The Harvard Business Review study also found that women who have sponsors don't always know how to use them most effectively. Trauber herself discovered this to be the case in her relationship with her sponsor, a vice president of the firm. She would meet with him quarterly, showing him Power Point presentations that bulleted all the good work she had done in the past few months. After their third meeting, he asked her bluntly, "'Why are you here? When you come to my office, you need to have something that you're asking me for. I don't want to have to figure out what you want me to do,'" Trauber recalled. "I learned that I needed to make that relationship matter, and it was up to me to manage the relationship, not up to him."
Learning How to Ask
The reluctance to speak up extends beyond sponsorship to all types of career development, observed panelist Kelly P. Finch, a market manager and executive vice president at PNC Bank in Philadelphia. A self-described "corporate diva," a persona she created early in her career to help give herself a voice, Finch now tries to both sponsor and mentor younger women.

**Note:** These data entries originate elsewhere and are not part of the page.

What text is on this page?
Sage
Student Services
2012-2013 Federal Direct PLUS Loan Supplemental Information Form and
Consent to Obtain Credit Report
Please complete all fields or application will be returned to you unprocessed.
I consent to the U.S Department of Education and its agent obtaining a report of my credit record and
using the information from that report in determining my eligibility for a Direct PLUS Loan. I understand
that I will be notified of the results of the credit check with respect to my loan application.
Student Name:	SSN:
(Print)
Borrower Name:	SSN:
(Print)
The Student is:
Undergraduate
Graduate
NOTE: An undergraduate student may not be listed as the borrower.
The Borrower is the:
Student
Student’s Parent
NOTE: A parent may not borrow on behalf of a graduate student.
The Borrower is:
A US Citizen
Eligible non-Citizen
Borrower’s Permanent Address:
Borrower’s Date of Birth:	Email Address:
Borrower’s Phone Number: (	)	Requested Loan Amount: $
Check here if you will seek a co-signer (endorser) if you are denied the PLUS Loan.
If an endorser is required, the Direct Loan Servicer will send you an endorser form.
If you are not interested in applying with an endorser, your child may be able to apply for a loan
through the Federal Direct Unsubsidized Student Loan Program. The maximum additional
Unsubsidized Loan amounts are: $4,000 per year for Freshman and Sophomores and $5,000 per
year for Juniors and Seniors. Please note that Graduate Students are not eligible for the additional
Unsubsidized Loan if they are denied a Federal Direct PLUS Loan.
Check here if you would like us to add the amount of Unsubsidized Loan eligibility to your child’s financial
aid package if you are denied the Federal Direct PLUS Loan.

"What I experience a lot is that women just don't ask for what they want," she said. "They don't actually come out and say, 'I'd like to be on a for-profit board. How do I make that happen?' [They don't] share that with people in their environment, whether it's in their own organization or among their contacts, and say, 'This is something that I'm trying to achieve.' They want it but, for some reason, they hesitate to ask. I think just making that one small change could have a pretty dramatic impact."
Learning how to "ask" reflects a larger issue of finding a voice and not being afraid to use it in the business world, noted Chang. "If you don't speak, you will not exist. It really is that simple.... Let's say you're working from home, and you're on a conference call and there are 20 people on the line. If you don't figure out how to get your voice heard in some capacity, by either forcing yourself to ask a question, making a comment or just saying, 'Yes, I got it,' then everyone is going to forget that you were on the conference call.... So the [answer to the] question of whether or not we have a voice is, yes we do -- but we have to proactively use it."
Speaking up doesn't need to be obnoxious or aggressive. Tung said that even people who are reserved can play an important role by finding a voice. She learned that if she couldn't add to the conversation during a meeting, she would take notes and keep track of all the main points being discussed. "Then, at the end, I would interject and say, 'Can I recap? Can I summarize?' You would be surprised how many people don't have that consolidated list. All of a sudden you have just added significant value to that meeting."
Sometimes it is possible to add value to a conversation by acknowledging a person's point, offering a counterpoint or simply saying, "'Yes, I agree,'" pointed out Finch. "I used to be the person who would sit in the meeting, be part of the team and be so focused on: 'Is this team getting to the goal?' that if we were moving towards the goal in a way I thought was acceptable, I felt like I didn't have to say anything," she stated. Then "my boss said to me many years ago -- and I thank him for this -- 'The reason I hired you is because I like the way you think. But if you don't share your thinking, you're not doing your job.'"
Finch acknowledges that "many times it feels like a risk to speak up," but she no longer worries about that. "One day," she said, "I woke up and realized that the risk of me not speaking was far greater than the risk of saying what I thought."